18: ◆Rin.ODRFYM[saga]
2019/08/10(土) 00:34:37.67 ID:k2me14jR0
「そういえば、プロデューサーにずっと聞きたかったことがあるんだけど」
「ん?」
「ちょっとプライベートな話だし、言いたくなかったら言わなくていいんだけど」
「いいよ。今日は一日どんな質問にも嘘偽りなく答える、って約束だしね」
「ふふ、そういえばそうだっけ」
「そうそう。だから、どんと来いってもんよ」
「じゃあ、その。プロデューサーの奥さんってどんな人なの?」
私がずっと聞いてみたかったこと。
それは彼の奥さんがどんな人物であるか、ということだ。
個人的な話もお互いに割とするし、日常であったことなんかを話題に出すことも常なのだが、何故か彼の口から彼の奥さんの話を聞いたことがなかった。
意識的に言わないようにしてるのか。他になにか理由があるのか。
見当もつかないけれど、気になってしまってからは聞いてみたいとずっと思っていたのだ。
そして、その千載一遇のチャンスが今と判断した私は、この質問を投げた。
「そうきたか……」
少し照れ臭そうにして、彼は笑う。
「ええ、と。どんな人、かぁ。そうだなぁ。笑顔がかわいくて、気が利くところがあって、優しくて、でもちょっと不器用なところがあったりして。……抽象的なことしか言えないけれど素敵な人だよ」
自分で聞いておいて勝手だと我ながら思うけれど、何故だか胸の奥にもやぁっとしたものが立ち込める。
どうしてだろう。
どうして、プロデューサーがプロデューサーの奥さんの話をしているのを聞いていると、あまり良い気分になれないのだろうか。
依然として困ったような顔で笑うプロデューサーを前に、考え込んでしまう。
そうして、しばらく考えた末に私は「ああ。
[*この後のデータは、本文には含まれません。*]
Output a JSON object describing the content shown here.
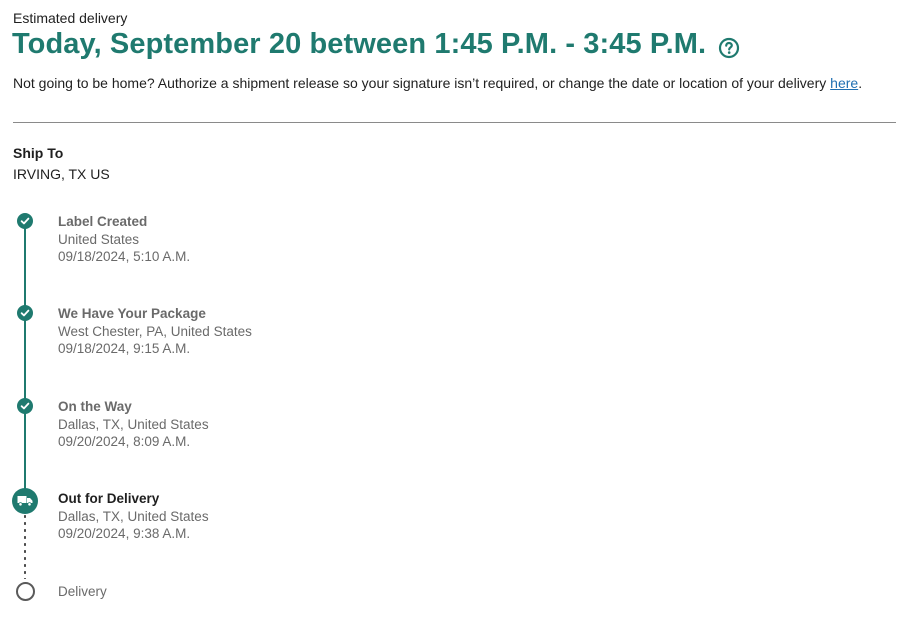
{
  "estimate": {
    "label": "Estimated delivery",
    "headline": "Today, September 20 between 1:45 P.M. - 3:45 P.M.",
    "help_icon": "question-circle-icon"
  },
  "notice": {
    "text": "Not going to be home? Authorize a shipment release so your signature isn’t required, or change the date or location of your delivery ",
    "link": "here",
    "trail": "."
  },
  "ship_to": {
    "label": "Ship To",
    "value": "IRVING, TX US"
  },
  "colors": {
    "accent": "#1f7a6f",
    "link": "#1f6fb2"
  },
  "steps": [
    {
      "title": "Label Created",
      "location": "United States",
      "time": "09/18/2024, 5:10 A.M.",
      "status": "complete",
      "icon": "check-icon"
    },
    {
      "title": "We Have Your Package",
      "location": "West Chester, PA, United States",
      "time": "09/18/2024, 9:15 A.M.",
      "status": "complete",
      "icon": "check-icon"
    },
    {
      "title": "On the Way",
      "location": "Dallas, TX, United States",
      "time": "09/20/2024, 8:09 A.M.",
      "status": "complete",
      "icon": "check-icon"
    },
    {
      "title": "Out for Delivery",
      "location": "Dallas, TX, United States",
      "time": "09/20/2024, 9:38 A.M.",
      "status": "current",
      "icon": "truck-icon"
    },
    {
      "title": "Delivery",
      "status": "pending",
      "icon": "empty-circle-icon"
    }
  ]
}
そうか」と自分の気持ちをなんとなく推測することに成功した。
きっとそれは、普段私のことを綺麗だとかかわいいだとか褒めてくれる彼の言葉が重さを手放していくように感じられるからだ。
もちろん、彼が褒めてくれるのは本心からなのであろうが、きっと彼の一番は私ではなく奥さんで、この順位は未来永劫覆ることがない。
つまるところ、負けず嫌いな私は、このどうしようもない“敗北”に対して無意識の内に不快感を覚えているのではないだろうか。
なんとなく自分の感情に察しがついて、幼稚だなぁ、と自分に呆れてしまう。
けれども、不快感の正体が掴めたら、先程感じた言い様のない気持ち悪さはなくなったように思う。
「そっか。ちょっと聞いてみたかっただけ」
軽くプロデューサーにそう返す。
「ん。……他に何か質問は? この際だし、なんでもいいよ。気になることは今の内に聞いてくれたらいいよ」
「ううん。もうないよ。何も」
言って、窓の外を見る。
外は既に真っ暗で、そこにあるはずの白い砂浜も青い海ももうなくなってしまったみたいだった。